В Зеленой горнице было пусто, однако царский телохранитель, не замедляя шага, прошел ее насквозь, потом еще две светелки, тихо прокрался в часовню, поклонился и негромко выдохнул:
– Он здесь, государь…
Иоанн, что стоял на коленях перед золотым иконостасом, перекрестился еще раз, поставил свечу на аналой, поднялся, кивнул рынде:
– Ступай. – Сам посмотрел на иконку и сглотнул: – Поздно привез, боярин.
– Горе сие велико, государь, – склонил голову Басарга. – Беда для всей земли русской, для нас, слуг твоих… Однако же княжна Мирослава Шуйская в сем не виновата!
– А кто виноват?! – вскинул голову царь. – Рази кто признается?! Шипят все, как змеи, да в стороны расползаются! «Не виновны», сказывают, да зыркают с ненавистью! Любой, любой сие сотворить был готов. Кравчая ведь из Шуйских была, из Рюриковичей? А голубица моя – худородная, из Кобылиных. Так почему не могла?
– Это не она. Она царицу всем сердцем любила.
– Все любили, все клянутся… С любовью, видать, и отравили! – широко перекрестился Иоанн. – Правильно Андрюшка сказывал: головы рубить надобно! Рубить разом, дабы о бунте и не думали. А Настенька заступалась. Все миром просила порешить, дабы не обидеть никого, не поссориться! Так ведь ее же, голубицу мою, и убили! Из-за вас все, из-за тебя, из-за Адашева, из-за Висковатого, из-за Хворостинина, из-за Басманова.
– Как так из-за нас? – холодно екнуло в животе у Леонтьева.
– Потому что вас, храбрых и умных, по местам двигал. Иные бояре на службе токмо о кормлении думают – а иные живота не щадят.
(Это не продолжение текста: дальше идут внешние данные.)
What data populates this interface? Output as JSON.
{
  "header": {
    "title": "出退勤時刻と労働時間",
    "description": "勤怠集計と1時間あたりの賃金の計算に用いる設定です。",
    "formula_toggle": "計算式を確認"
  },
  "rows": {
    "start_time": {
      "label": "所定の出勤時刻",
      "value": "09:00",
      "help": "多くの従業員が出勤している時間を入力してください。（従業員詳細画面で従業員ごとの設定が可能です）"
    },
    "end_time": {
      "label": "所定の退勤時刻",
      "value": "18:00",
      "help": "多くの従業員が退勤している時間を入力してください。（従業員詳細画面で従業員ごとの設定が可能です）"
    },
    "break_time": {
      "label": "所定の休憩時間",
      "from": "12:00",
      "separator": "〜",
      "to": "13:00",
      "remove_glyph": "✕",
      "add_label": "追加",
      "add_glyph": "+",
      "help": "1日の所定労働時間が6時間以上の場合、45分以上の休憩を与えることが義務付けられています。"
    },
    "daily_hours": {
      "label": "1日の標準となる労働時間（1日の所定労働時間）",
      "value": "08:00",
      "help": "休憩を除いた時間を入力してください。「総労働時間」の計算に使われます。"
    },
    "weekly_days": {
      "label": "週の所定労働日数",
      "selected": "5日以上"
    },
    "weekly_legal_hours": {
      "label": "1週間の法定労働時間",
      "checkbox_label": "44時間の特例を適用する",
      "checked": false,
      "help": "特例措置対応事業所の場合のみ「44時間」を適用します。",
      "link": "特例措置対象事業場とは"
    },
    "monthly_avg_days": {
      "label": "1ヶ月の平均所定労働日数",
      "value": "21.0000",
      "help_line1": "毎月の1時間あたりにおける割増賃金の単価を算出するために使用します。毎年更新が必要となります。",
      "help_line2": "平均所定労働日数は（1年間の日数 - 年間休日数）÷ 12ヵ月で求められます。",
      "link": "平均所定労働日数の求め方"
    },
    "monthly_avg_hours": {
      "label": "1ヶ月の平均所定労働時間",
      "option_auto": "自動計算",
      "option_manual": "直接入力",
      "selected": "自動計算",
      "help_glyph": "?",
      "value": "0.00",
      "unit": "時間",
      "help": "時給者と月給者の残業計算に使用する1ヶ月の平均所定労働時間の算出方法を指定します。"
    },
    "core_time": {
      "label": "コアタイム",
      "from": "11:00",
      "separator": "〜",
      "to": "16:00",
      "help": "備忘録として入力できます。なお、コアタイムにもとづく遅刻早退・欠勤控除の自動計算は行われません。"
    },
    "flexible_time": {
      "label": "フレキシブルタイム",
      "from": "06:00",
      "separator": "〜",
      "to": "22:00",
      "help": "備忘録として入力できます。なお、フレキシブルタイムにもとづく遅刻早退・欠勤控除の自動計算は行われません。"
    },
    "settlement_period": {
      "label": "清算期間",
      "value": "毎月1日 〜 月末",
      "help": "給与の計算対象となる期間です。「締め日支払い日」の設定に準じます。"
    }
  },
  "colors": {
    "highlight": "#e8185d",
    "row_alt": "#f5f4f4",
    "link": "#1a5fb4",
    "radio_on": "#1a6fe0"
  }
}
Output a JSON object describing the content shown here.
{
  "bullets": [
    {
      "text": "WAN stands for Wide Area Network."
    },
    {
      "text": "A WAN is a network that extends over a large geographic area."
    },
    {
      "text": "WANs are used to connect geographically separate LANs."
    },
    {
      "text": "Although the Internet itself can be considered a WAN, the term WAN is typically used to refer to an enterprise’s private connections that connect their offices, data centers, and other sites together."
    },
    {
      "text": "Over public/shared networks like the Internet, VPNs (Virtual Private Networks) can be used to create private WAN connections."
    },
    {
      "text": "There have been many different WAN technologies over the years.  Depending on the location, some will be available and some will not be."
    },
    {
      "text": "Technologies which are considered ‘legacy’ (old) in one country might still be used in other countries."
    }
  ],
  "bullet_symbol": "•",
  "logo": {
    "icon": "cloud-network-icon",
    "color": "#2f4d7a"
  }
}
Я же токмо таких, как ты, на места ставлю! – ткнул пальцем в грудь Басарги Иоанн. – Не ругаю никого, опалу не накладываю, головы не рублю. Токмо к месту достойному определяю. Так ведь нет, и тут недовольны! Андрей Курбский шипит, что он, Рюрикович, по походам мается, а безродный Висковатый, из самых мелких Мещерских, дьяком посольским сидит. Заместо Висковатого он дела государевы решать желает, а Ваньку – в сотники порубежные, татарам хвосты крутить. Долгорукие шипят, что Хворостинину полки большие вместо них доверяют, Волконские кормление в Монастырском приказе заполучить желают, Репнины к Челобитному приказу руки тянут, родовитостью хвалятся, за обиду клянут, за унижение ненавидят. Но ведь меня ненавидят, меня!!! Отчего же ее, Настеньку, отравили?! Веришь, боярин, самому умирать легче. Я умирал, я знаю…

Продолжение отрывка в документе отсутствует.